LA CHRONIQUE. Premier livre du jeune béninois Alexis Féligbé, le roman Un destin rattrapé sera lancé le dimanche 25 juillet 2021 à Cotonou. Il est publié aux éditions BENINLIVRES. Nous en parlons par ici.
Lisez notre opinion.
Mesdames et messieurs, amis du livre et de la lecture, je suis un jeune enseignant en poste dans un village du nord – Bénin. Des élèves que j’ai rencontrés dans ce village, il y en avait une que j’appréciais beaucoup. Ceci pour la qualité de son intelligence et pour son attachement au livre et à la lecture.

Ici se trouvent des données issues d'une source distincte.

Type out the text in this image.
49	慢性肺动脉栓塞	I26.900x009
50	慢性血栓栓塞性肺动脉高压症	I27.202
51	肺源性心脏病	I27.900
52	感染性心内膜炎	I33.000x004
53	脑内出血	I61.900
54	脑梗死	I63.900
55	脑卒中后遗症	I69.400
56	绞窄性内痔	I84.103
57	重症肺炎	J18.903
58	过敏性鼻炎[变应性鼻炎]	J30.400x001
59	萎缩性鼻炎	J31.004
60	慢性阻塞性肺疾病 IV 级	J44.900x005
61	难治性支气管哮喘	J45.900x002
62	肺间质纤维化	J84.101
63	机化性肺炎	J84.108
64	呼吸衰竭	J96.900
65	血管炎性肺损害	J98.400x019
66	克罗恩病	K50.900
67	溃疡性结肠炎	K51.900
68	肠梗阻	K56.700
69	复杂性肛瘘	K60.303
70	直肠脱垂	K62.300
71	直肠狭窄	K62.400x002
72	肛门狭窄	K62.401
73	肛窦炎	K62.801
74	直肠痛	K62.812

Oui, cette fille peuhle aimait lire. Elle dévorait les ouvrages comme un petit enfant mange avidement du chocolat.
Un jour, elle me confia que son écrivaine préférée est Sophie Adonon, et qu’elle rêve de la rencontrer.
Hélas ! Cette rencontre entre l’auteure de Pour une poignée de gombos et son fan pourrait ne jamais arriver. Puisque cette jeune peuhle, entre – temps, victime du mariage forcé, n’a désormais ses yeux que pour la case de son conjoint. En classe de seconde, elle fut enlevée de l’école pour être offerte tel un présent à un homme, déjà marié deux fois. Sa scolarisation venait ainsi d’être abrégée.
Amis lecteurs du roman Un destin rattrapé d’Alexis Fèligbé, je vous fais ce regrettable témoignage à l’aube de ma préface pour montrer qu’en portant sa plume sur l’éducation scolaire des filles, le jeune romancier béninois ne s’est pas trompé. Parce que le mal persiste. L’ennemi, nous le croyions anéanti, abattu et inhumé, mais il est toujours sur place. Malgré les nombreuses actions pour le faire disparaître.
En Afrique, scolariser une fille est donc une bataille sans fin. Alexis Fèligbé l’a compris. Ainsi poursuit-il cette lutte entamée par ses pères dans l’écriture, notamment le Malien Seydou Badian du célèbre roman Sous l’orage. Avec Un destin rattrapé, le jeune auteur relance le débat qu’il pense toujours d’actualité.
Le livre s’ouvre sur les aboiements incessants d’un chien. Tellement les cris de la bête étaient si forts et aigus que son maître fut obligé d’écourter son sommeil pour savoir ce qui n’allait pas. Mais il ne trouva rien d’étrange. Pas de visiteurs indésirables, pas de signes de cambrioleurs. Tout était au point et en nombre dans la concession. Alors qu’est – ce qui pouvait faire aboyer autant le chien et ce, au milieu de la nuit profonde ? Anxieux et perplexe, Vigan se rendit le lendemain chez son prêtre de Fâ pour consulter les anciens. L’oracle lui révéla, qu’à l’origine des cris du chien, son refus d’inscrire sa fille Lolo à l’école. Le devin lui signala qu’il n’aurait la paix que s’il acceptait envoyer enfin sa fille, âgée de douze ans, à l’école. Mais celui –ci s’y opposa farouchement. Une bataille se déclencha.
Ce qu’Alexis Fèligbé nous donne à lire dans ce roman, c’est surtout le pouvoir des traditions africaines à faire changer positivement les choses. Détruites, galvaudées et maladroitement interprétées, sous la plume de l’auteur d’Un destin rattrapé, elles trouvent un nouveau souffle. Celui de montrer ou d’imposer la voie de la liberté et du développement.
Trois points fondamentaux, au-delà du récit, caractérisent l’intérêt littéraire de l’ouvrage. D’abord la simplicité du style. Ensuite, la forte présence de l’intertextualité qui à notre sens témoigne de la culture littéraire de l’auteur. Et enfin, sa volonté d’accorder régulièrement la parole à ses personnages.
En un mot, Alexis Féligbé, dans ce roman a réuni le nécessaire pour offrir au public une lecture – plaisir. Bon vent donc à Un destin rattrapé.